Vlad Ungureanu's Website
I am curios person who welcomes challenges and embraces new opportunities to expand my knoweldge space. Currently I am a PhD candidate at University of York working on cancer research between the Department of Electronics and Biology. Hitherto from industrial ventures gained invaluable technical and soft skills.
My main research interest is to explore multi-omics integration in cancer research, with a focus on muscle invasive bladder cancer (MIBC). I am also interested in creating data visualisation tools and developing software engineering operations in bioinformatics.
Alongside my research I also teach in the Department of Electronics. I was a lab demonstrator in the Introduction to Programming module in my first year, and then went on to become a lab leader for the same module the following year. My responsibilities included leading lab sessions of up to sixty students, delivering presentations and interactive demo sessionsfor the core programming concepts in Python and C.
Since 2020, I have been the Postgraduate Student Representative in the Department of Electronic Engineering responsible with identifying and solving student concerns and course-based issues to improve their academic experience.
I am part of the Intelligent Systems Group from School of Physics, Engineering and Technology, Jack Birch Unit (JBU) and York Biomedical Research Institute.
York Against Cancer or YAC is an amazing local charity that funds cancer research in JBU.
My PhD is an interdisciplinary effort between Electronics and Biology. I am interested in advancing the progress in personalised treatments of bladder cancer by improving its stratification. The project involves applying Machine Learning methods to different omics datasets (molecular data), followed by biological interpretations of the results.
As a software engineer, I believe that data and tools should be openly available to the scientific community. The data visualisation tool which I am currently working on as a side project for the Jack Birch Unit group (JBU, Biology), centralises, visualises, and compares multiple datasets containing gene expression.
The tool is a web app (Python),designed with scalability & maintainability in mind, which makes it easy to add new datasets and web pages with different figures, and to improve the graphs and the stats displayed. I extended the functionality to display volcano plots, pi plots and scatter plots from Differential Expression Analysis (DEA) data. This allows researchers to find the significant genes between different groups. Adding new data for DEA is as simple as moving the generated DEA to a folder and the tool displays the new data. We are currently testing and continuously improving the tool in JBU and will release it to the general public in the coming months.
For this tool, I received the York Open Research Award which supports efforts across the University of York to make research more accessible and open.
The aim of my project was to investigate the applications of Spiking Neural Networks (SNN) in self-driving cars using Spike-Timing-Dependent Plasticity. The system proposed using a real-physics engine, AirSim, to simulate a car that is controlled by two separate SNNs, designed to emulate the sensory-motor coupling and to control the steering and throttle of the vehicle.

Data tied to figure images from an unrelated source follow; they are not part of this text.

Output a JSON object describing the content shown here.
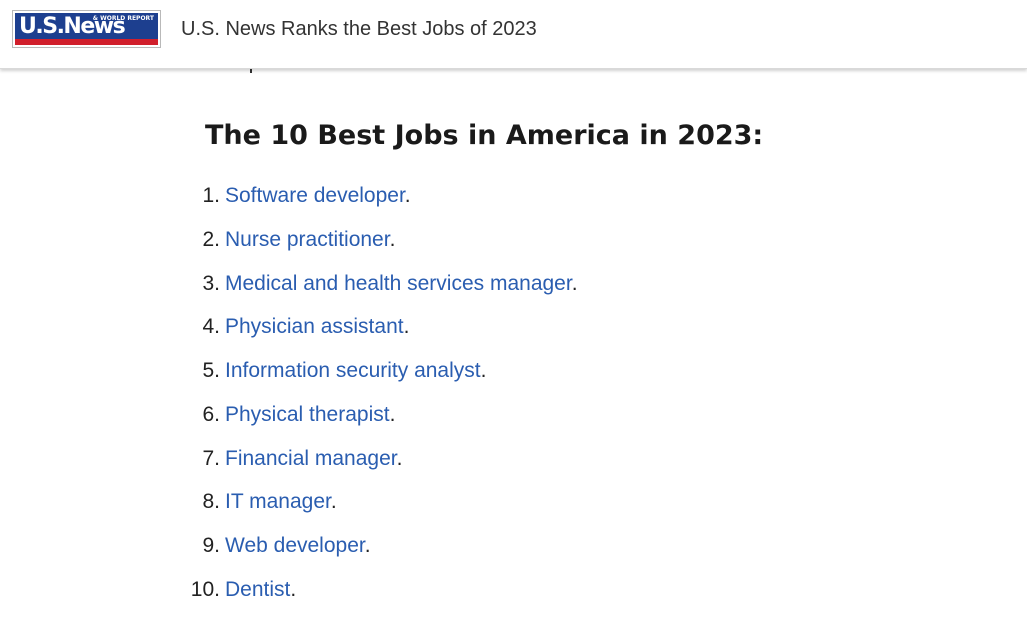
{
  "header": {
    "logo": {
      "text": "U.S.News",
      "subtext": "& WORLD REPORT"
    },
    "title": "U.S. News Ranks the Best Jobs of 2023"
  },
  "main": {
    "heading": "The 10 Best Jobs in America in 2023:",
    "jobs": [
      {
        "num": "1.",
        "label": "Software developer",
        "suffix": "."
      },
      {
        "num": "2.",
        "label": "Nurse practitioner",
        "suffix": "."
      },
      {
        "num": "3.",
        "label": "Medical and health services manager",
        "suffix": "."
      },
      {
        "num": "4.",
        "label": "Physician assistant",
        "suffix": "."
      },
      {
        "num": "5.",
        "label": "Information security analyst",
        "suffix": "."
      },
      {
        "num": "6.",
        "label": "Physical therapist",
        "suffix": "."
      },
      {
        "num": "7.",
        "label": "Financial manager",
        "suffix": "."
      },
      {
        "num": "8.",
        "label": "IT manager",
        "suffix": "."
      },
      {
        "num": "9.",
        "label": "Web developer",
        "suffix": "."
      },
      {
        "num": "10.",
        "label": "Dentist",
        "suffix": "."
      }
    ]
  },
  "colors": {
    "link": "#2a5db0",
    "logo_blue": "#1d3f8f",
    "logo_red": "#d11f2c"
  }
}
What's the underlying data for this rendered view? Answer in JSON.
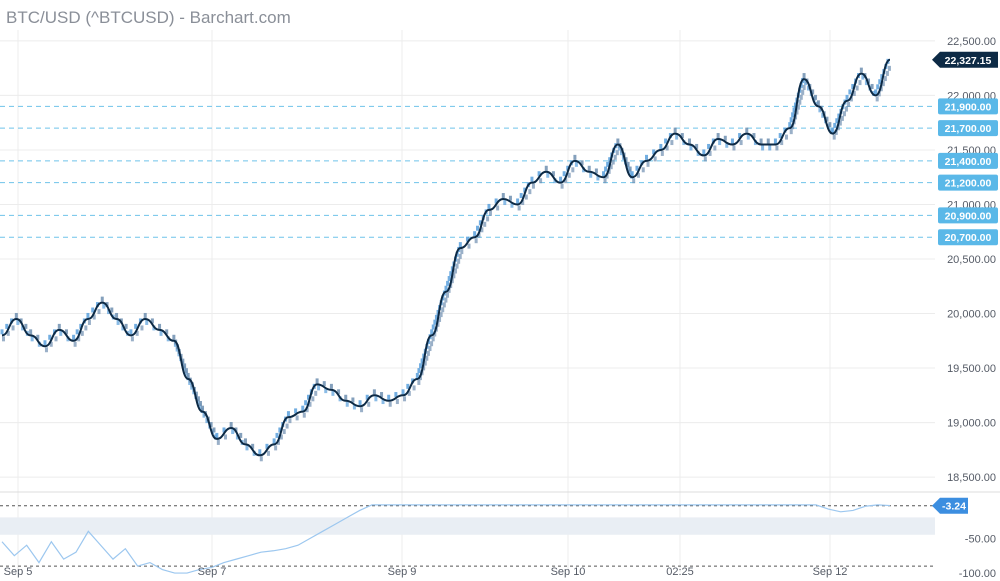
{
  "title": "BTC/USD (^BTCUSD) - Barchart.com",
  "colors": {
    "renko": "#5aa0dc",
    "renko_dark": "#6f8fb0",
    "ma_line": "#0d2a45",
    "level": "#6fc3ea",
    "level_badge": "#5ab8e8",
    "last_badge": "#0d2a45",
    "osc_line": "#9cc7ef",
    "osc_badge": "#3c8ee0",
    "osc_band": "#e9eef4",
    "grid": "#ececec"
  },
  "chart_data": [
    {
      "type": "line",
      "subtype": "renko",
      "title": "BTC/USD (^BTCUSD) - Barchart.com",
      "y_ticks": [
        "22,500.00",
        "22,000.00",
        "21,500.00",
        "21,000.00",
        "20,500.00",
        "20,000.00",
        "19,500.00",
        "19,000.00",
        "18,500.00"
      ],
      "ylim": [
        18400,
        22600
      ],
      "x_ticks": [
        "Sep 5",
        "Sep 7",
        "Sep 9",
        "Sep 10",
        "02:25",
        "Sep 12"
      ],
      "last_price": 22327.15,
      "last_price_label": "22,327.15",
      "levels": [
        {
          "value": 21900,
          "label": "21,900.00"
        },
        {
          "value": 21700,
          "label": "21,700.00"
        },
        {
          "value": 21400,
          "label": "21,400.00"
        },
        {
          "value": 21200,
          "label": "21,200.00"
        },
        {
          "value": 20900,
          "label": "20,900.00"
        },
        {
          "value": 20700,
          "label": "20,700.00"
        }
      ],
      "series": [
        {
          "values": [
            19800,
            19950,
            19800,
            19700,
            19850,
            19750,
            19950,
            20100,
            19950,
            19800,
            19950,
            19850,
            19750,
            19400,
            19100,
            18850,
            18950,
            18800,
            18700,
            18800,
            19050,
            19100,
            19350,
            19300,
            19200,
            19150,
            19250,
            19200,
            19250,
            19400,
            19800,
            20200,
            20600,
            20700,
            20950,
            21050,
            21000,
            21200,
            21300,
            21200,
            21400,
            21300,
            21250,
            21550,
            21250,
            21400,
            21500,
            21650,
            21550,
            21450,
            21600,
            21550,
            21650,
            21550,
            21550,
            21700,
            22150,
            21900,
            21650,
            21950,
            22200,
            22000,
            22327.15
          ]
        }
      ]
    },
    {
      "type": "line",
      "subtype": "oscillator",
      "y_ticks": [
        "-50.00",
        "-100.00"
      ],
      "ylim": [
        -110,
        5
      ],
      "last_value": -3.24,
      "last_value_label": "-3.24",
      "upper_line": -3.24,
      "lower_line": -90,
      "band": [
        -20,
        -45
      ],
      "values": [
        -55,
        -75,
        -60,
        -85,
        -55,
        -80,
        -70,
        -40,
        -60,
        -80,
        -65,
        -90,
        -85,
        -95,
        -100,
        -100,
        -95,
        -92,
        -85,
        -80,
        -75,
        -70,
        -68,
        -65,
        -60,
        -50,
        -40,
        -30,
        -20,
        -10,
        -2,
        -2,
        -2,
        -2,
        -2,
        -2,
        -2,
        -2,
        -2,
        -2,
        -2,
        -2,
        -2,
        -2,
        -2,
        -2,
        -2,
        -2,
        -2,
        -2,
        -2,
        -2,
        -2,
        -2,
        -2,
        -2,
        -2,
        -2,
        -2,
        -2,
        -2,
        -2,
        -2,
        -2,
        -2,
        -2,
        -2,
        -8,
        -12,
        -10,
        -4,
        -2,
        -3
      ]
    }
  ]
}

The project was an opportunity to expand my knowledge in this field from the perspective of neuroscience and psychology as well as to learn about conventional ML models such as DQN. My work on this project was awarded with the “Simomics Prize for the project showing most potential for impact” prize.
The poster I presented at the internal Electronic Engineering conference received the Award for the 2nd Year best Poster Award. The poster covered the work I did in reclustering the TCGA’s MIBC bladder cancer cohort. One of the main findings was the split of Basal/Squamous tumours which are correlated with immune response.
The Visualisation tool was awared the York Open Research Award
My master thesis, which focused on investigating the applications of SNN, received the “Simomics Prize for the project showing most potential for impact”.
I received a participation certificate in the first batch of the YCombinator’s Founder Track Programmer.
GoOut situated in the 20% of the applicants who were accepted to the Founder Track Programme, which consisted of getting support from active founders that have been through Y Combinator. The course offered valuable insight into startup mechanics, which had a direct impact on the development of GoOut, shifting our focus on developing the Minimum Viable Product (MVP).
I found that the work forr a PhD it’s very similar to the one for a startup, thus the skills gained in this programme were valuable in my experience as a PhD student.
After graduating I’ve become attracted in capturing nature in different instances (with a smartphone) and this transformed my walks in a continuous exploration process for the new. My childhood holidays were spent in the mountains and the love for them remains today through snowboarding.
I became fascinated by the brain and consciousness after my final year project, thus my current reading list involves books around these topics.